Vulna posted:
ArkadyTepes posted:
giz0r posted:
No, what's stupid is ignoring relevant information.
but, it isnt relevant, daoc is an ancient game, built to run on old tech, with mangled code from years of changes...
It is relevant. Someone above said to get some canned air and blow out the dust in the computer. This is something you typically do when the problem is heat. If I know his computer can play BF3 and Skyrim for hours at a time without crashing, then I know DAoC isn't crashing because of heat.
I can tell you're one of those really smart guys that lacks the common sense everyone else seems to have.
I have read threads where players could play many other games out there but ended up still having heat challenges with DAoC (which is why I suggested that they blow out their computer). DAoC tends to generate more heat than many other games. Also, most people do not evaluate and compare the amount of heat generated by each game (let alone with each CPU/GPU/game combo possible) so listing games that will run on a computer is not something that is quantifiable by most and because the information is not quantifiable it is not really as useful as some would think, it only seems useful but can actually end up obfuscating what is really happening. As ArkadyTepes pointed out, a game that is optimized for their platform could very well never be able to generate the work load necessary to cause heat challenges where as DAoC, an old game that is not so well optimized for their platform, could (and often does) end up generating heat that was not expected. DAoC has always been a game that pushed computer hardware harder than most other games.
Other things to consider:
Everything that can generate heat, and everything that can overheat and cause a crash, does not have a temp sensor. Very few things actually have temp sensors. A CPU can have good temps but a RAM board (or ram chip on a video card) could have reduced airflow and have intermittent challenges caused by excessive heat building up.

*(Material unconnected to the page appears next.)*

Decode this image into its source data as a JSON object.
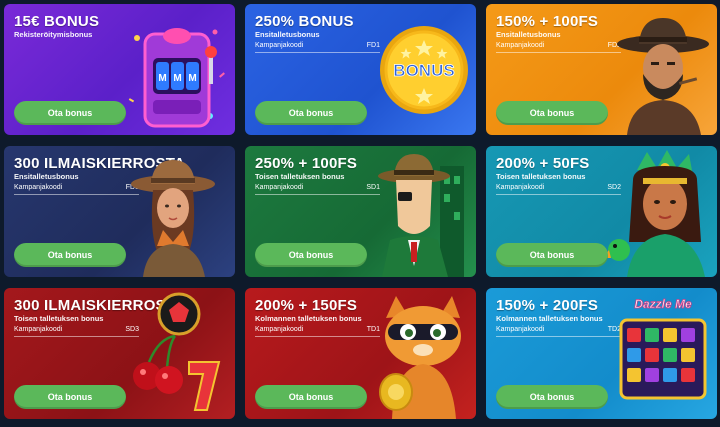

While the OP giving us temps can seem conclusive, in some cases such temps can actually obfuscate things. The temps for the CPU/GPU can rise and fall 10 degrees in only 5 to 10 seconds. If the OP did not have a recording program that was logging temps, a log they could go back to and review the temps at the exact moment of crash, they really do not know what the temps were at the time of the crash. They could monitor and see normal temps during one part of the game and still have temp challenges that crash the game 1 min later.
I have never said that the challenge is actually heat, just that one thing that could cause intermittent failure while playing DAoC is heat and that checking for heat is one of the easier things to do (using canned air is easy). Even though the temps seem to be normal, the symptoms do point to heat being a possibility and it is easy to blow out the computer.
They could have an intermittent challenge caused by a virus, rootkit, mailware, bloatware, intermittent failing ram (run Memtest), corrupted game file, intermittent failure of the video card ram(
Run a video card test ram test), etc. . . .
Edit: Testing ram chips for a heat challenge is also easy. Just open the computer case and direct a small to medium size house fan at the open case. The increased airflow should add enough cooling that if a hot ram chip is causing the intermittent challenge you should see a change in symptoms.